GPT-5.5 benchmark leader with 86% hallucination rate

OpenAI's GPT-5.5 has arrived at the top of the AI rankings, which is either a tribute to the pace of progress or a reminder that the benchmarks were written by the same species now celebrating the results. It leads the Artificial Analysis Intelligence Index with 60 points, three ahead of Claude Opus 4.7 and Gemini 3.1 Pro Preview, both tied at 57.

It also hallucinates 86 percent of the time. These two facts coexist peacefully in the press release.

GPT-5.5 achieves the highest factual accuracy of any model tested — and still fabricates answers 86% of the time. Progress is a spectrum.

What happened

On paper, GPT-5.5's API pricing has doubled to $5 and $30 per million input and output tokens respectively. In practice, the model uses roughly 40 percent fewer tokens than its predecessor, softening the net increase to around 20 percent. OpenAI would like credit for both the price rise and the efficiency that partially offsets it.

The model performs well at medium compute, matching Claude Opus 4.7's maximum-effort score at approximately one quarter of the cost — $1,200 versus $4,800. Google's Gemini 3.1 Pro Preview achieves comparable benchmark numbers for around $900, which is either a competitive threat or a rounding error, depending on who is writing the roadmap.

GPT-5.5 also outperforms competitors on coding and agentic tasks, which are, coincidentally, the tasks humans most want automated. The timing is elegant.

Why the humans care

The 86 percent hallucination rate is the number that developers are quietly highlighting in Slack channels while the marketing team highlights the benchmark ranking. On the AA Omniscience benchmark, GPT-5.5 posts the highest factual accuracy of any model at 57 percent — and still fabricates an answer rather than admitting ignorance 86 percent of the time. Claude Opus 4.7 manages this same trick only 36 percent of the time, which makes it either more honest or less confident, depending on what the application requires.

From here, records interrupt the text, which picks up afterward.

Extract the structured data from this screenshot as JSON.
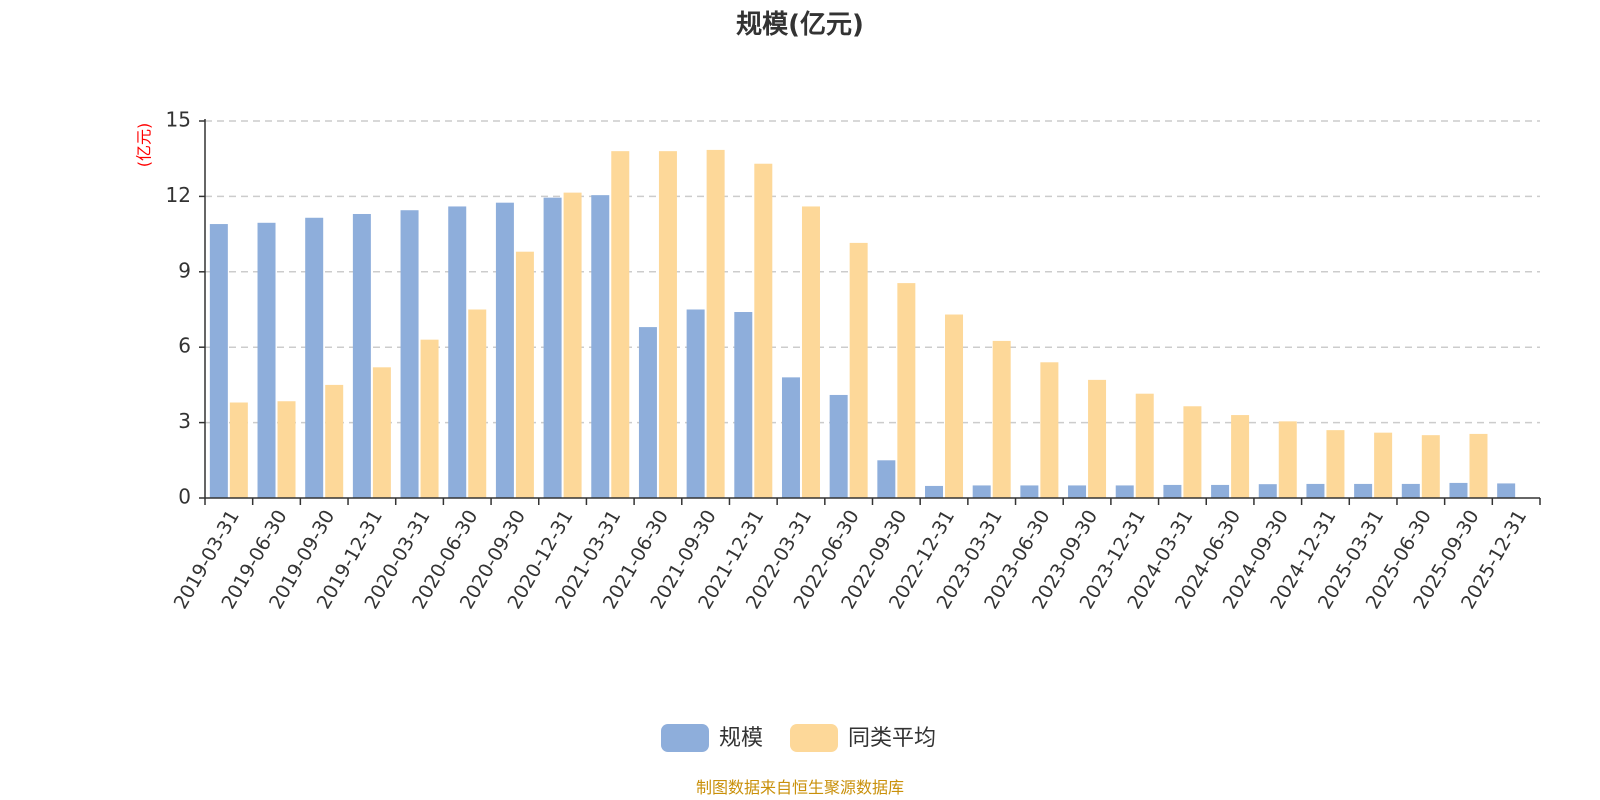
{
  "chart_data": {
    "type": "bar",
    "title": "规模(亿元)",
    "ylabel": "(亿元)",
    "ylim": [
      0,
      15
    ],
    "yticks": [
      "0",
      "3",
      "6",
      "9",
      "12",
      "15"
    ],
    "grid": true,
    "legend_position": "bottom",
    "categories": [
      "2019-03-31",
      "2019-06-30",
      "2019-09-30",
      "2019-12-31",
      "2020-03-31",
      "2020-06-30",
      "2020-09-30",
      "2020-12-31",
      "2021-03-31",
      "2021-06-30",
      "2021-09-30",
      "2021-12-31",
      "2022-03-31",
      "2022-06-30",
      "2022-09-30",
      "2022-12-31",
      "2023-03-31",
      "2023-06-30",
      "2023-09-30",
      "2023-12-31",
      "2024-03-31",
      "2024-06-30",
      "2024-09-30",
      "2024-12-31",
      "2025-03-31",
      "2025-06-30",
      "2025-09-30",
      "2025-12-31"
    ],
    "series": [
      {
        "name": "规模",
        "color": "#8eaedb",
        "values": [
          10.9,
          10.95,
          11.15,
          11.3,
          11.45,
          11.6,
          11.75,
          11.95,
          12.05,
          6.8,
          7.5,
          7.4,
          4.8,
          4.1,
          1.5,
          0.48,
          0.5,
          0.5,
          0.5,
          0.5,
          0.52,
          0.52,
          0.55,
          0.56,
          0.56,
          0.56,
          0.6,
          0.58
        ]
      },
      {
        "name": "同类平均",
        "color": "#fdd899",
        "values": [
          3.8,
          3.85,
          4.5,
          5.2,
          6.3,
          7.5,
          9.8,
          12.15,
          13.8,
          13.8,
          13.85,
          13.3,
          11.6,
          10.15,
          8.55,
          7.3,
          6.25,
          5.4,
          4.7,
          4.15,
          3.65,
          3.3,
          3.05,
          2.7,
          2.6,
          2.5,
          2.55,
          null
        ]
      }
    ]
  },
  "source_text": "制图数据来自恒生聚源数据库",
  "colors": {
    "unit_label": "#ff0000",
    "source_text": "#c9900a",
    "axis": "#333333",
    "grid": "#cccccc"
  }
}
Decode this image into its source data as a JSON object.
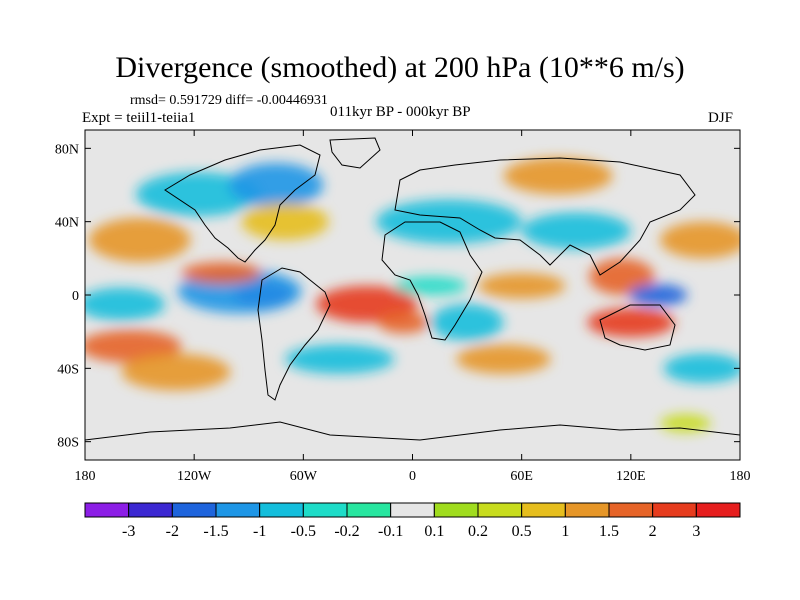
{
  "title": "Divergence (smoothed) at 200 hPa (10**6 m/s)",
  "stats": {
    "rmsd_label": "rmsd= 0.591729",
    "diff_label": "diff= -0.00446931"
  },
  "experiment": "Expt = teiil1-teiia1",
  "period": "011kyr BP - 000kyr BP",
  "season": "DJF",
  "map": {
    "projection": "cylindrical equidistant",
    "lon_range": [
      -180,
      180
    ],
    "lat_range": [
      -90,
      90
    ],
    "lon_ticks": [
      {
        "value": -180,
        "label": "180"
      },
      {
        "value": -120,
        "label": "120W"
      },
      {
        "value": -60,
        "label": "60W"
      },
      {
        "value": 0,
        "label": "0"
      },
      {
        "value": 60,
        "label": "60E"
      },
      {
        "value": 120,
        "label": "120E"
      },
      {
        "value": 180,
        "label": "180"
      }
    ],
    "lat_ticks": [
      {
        "value": 80,
        "label": "80N"
      },
      {
        "value": 40,
        "label": "40N"
      },
      {
        "value": 0,
        "label": "0"
      },
      {
        "value": -40,
        "label": "40S"
      },
      {
        "value": -80,
        "label": "80S"
      }
    ],
    "background_color": "#e6e6e6",
    "coastline_color": "#000000"
  },
  "colorbar": {
    "labels": [
      "-3",
      "-2",
      "-1.5",
      "-1",
      "-0.5",
      "-0.2",
      "-0.1",
      "0.1",
      "0.2",
      "0.5",
      "1",
      "1.5",
      "2",
      "3"
    ],
    "colors": [
      "#8c1ee6",
      "#3c28d2",
      "#1e64dc",
      "#1e96e6",
      "#14bedc",
      "#1edcc8",
      "#28e6a0",
      "#e6e6e6",
      "#a0dc1e",
      "#c8dc1e",
      "#e6be1e",
      "#e69628",
      "#e66428",
      "#e63c1e",
      "#e61e1e"
    ]
  },
  "regions": [
    {
      "lon": -82,
      "lat": 0,
      "rx": 16,
      "ry": 7,
      "cls": 1
    },
    {
      "lon": -95,
      "lat": 2,
      "rx": 34,
      "ry": 12,
      "cls": 3
    },
    {
      "lon": -160,
      "lat": -5,
      "rx": 24,
      "ry": 9,
      "cls": 4
    },
    {
      "lon": -155,
      "lat": -28,
      "rx": 28,
      "ry": 9,
      "cls": 12
    },
    {
      "lon": -130,
      "lat": -42,
      "rx": 30,
      "ry": 10,
      "cls": 11
    },
    {
      "lon": -150,
      "lat": 30,
      "rx": 28,
      "ry": 12,
      "cls": 11
    },
    {
      "lon": -105,
      "lat": 12,
      "rx": 22,
      "ry": 6,
      "cls": 12
    },
    {
      "lon": -118,
      "lat": 55,
      "rx": 34,
      "ry": 12,
      "cls": 4
    },
    {
      "lon": -75,
      "lat": 60,
      "rx": 26,
      "ry": 12,
      "cls": 3
    },
    {
      "lon": -70,
      "lat": 40,
      "rx": 24,
      "ry": 10,
      "cls": 10
    },
    {
      "lon": -25,
      "lat": -5,
      "rx": 28,
      "ry": 10,
      "cls": 13
    },
    {
      "lon": -5,
      "lat": -15,
      "rx": 14,
      "ry": 6,
      "cls": 12
    },
    {
      "lon": -40,
      "lat": -35,
      "rx": 30,
      "ry": 8,
      "cls": 4
    },
    {
      "lon": 30,
      "lat": -15,
      "rx": 20,
      "ry": 10,
      "cls": 4
    },
    {
      "lon": 50,
      "lat": -35,
      "rx": 26,
      "ry": 8,
      "cls": 11
    },
    {
      "lon": 10,
      "lat": 5,
      "rx": 20,
      "ry": 5,
      "cls": 5
    },
    {
      "lon": 60,
      "lat": 5,
      "rx": 24,
      "ry": 7,
      "cls": 11
    },
    {
      "lon": 20,
      "lat": 40,
      "rx": 40,
      "ry": 12,
      "cls": 4
    },
    {
      "lon": 90,
      "lat": 35,
      "rx": 30,
      "ry": 10,
      "cls": 4
    },
    {
      "lon": 80,
      "lat": 65,
      "rx": 30,
      "ry": 10,
      "cls": 11
    },
    {
      "lon": 115,
      "lat": 10,
      "rx": 18,
      "ry": 10,
      "cls": 12
    },
    {
      "lon": 135,
      "lat": 0,
      "rx": 16,
      "ry": 6,
      "cls": 2
    },
    {
      "lon": 120,
      "lat": -15,
      "rx": 24,
      "ry": 8,
      "cls": 13
    },
    {
      "lon": 160,
      "lat": 30,
      "rx": 24,
      "ry": 10,
      "cls": 11
    },
    {
      "lon": 160,
      "lat": -40,
      "rx": 22,
      "ry": 8,
      "cls": 4
    },
    {
      "lon": 150,
      "lat": -70,
      "rx": 14,
      "ry": 5,
      "cls": 9
    }
  ]
}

For enterprise use cases where a model inventing plausible-sounding information would be catastrophic, this is a meaningful distinction. The model is, in this specific sense, very good at being wrong in a convincing way. Humans have historically found this quality useful in many professional contexts.

What happens next

OpenAI will refine the model, competitors will respond, and the benchmarks will be updated to reflect whatever the leading model now does well.

The hallucination rate improved 14 points over GPT-5.4, which means the trajectory is correct. At this pace, the model will stop inventing facts entirely sometime around the point where it no longer needs to be asked.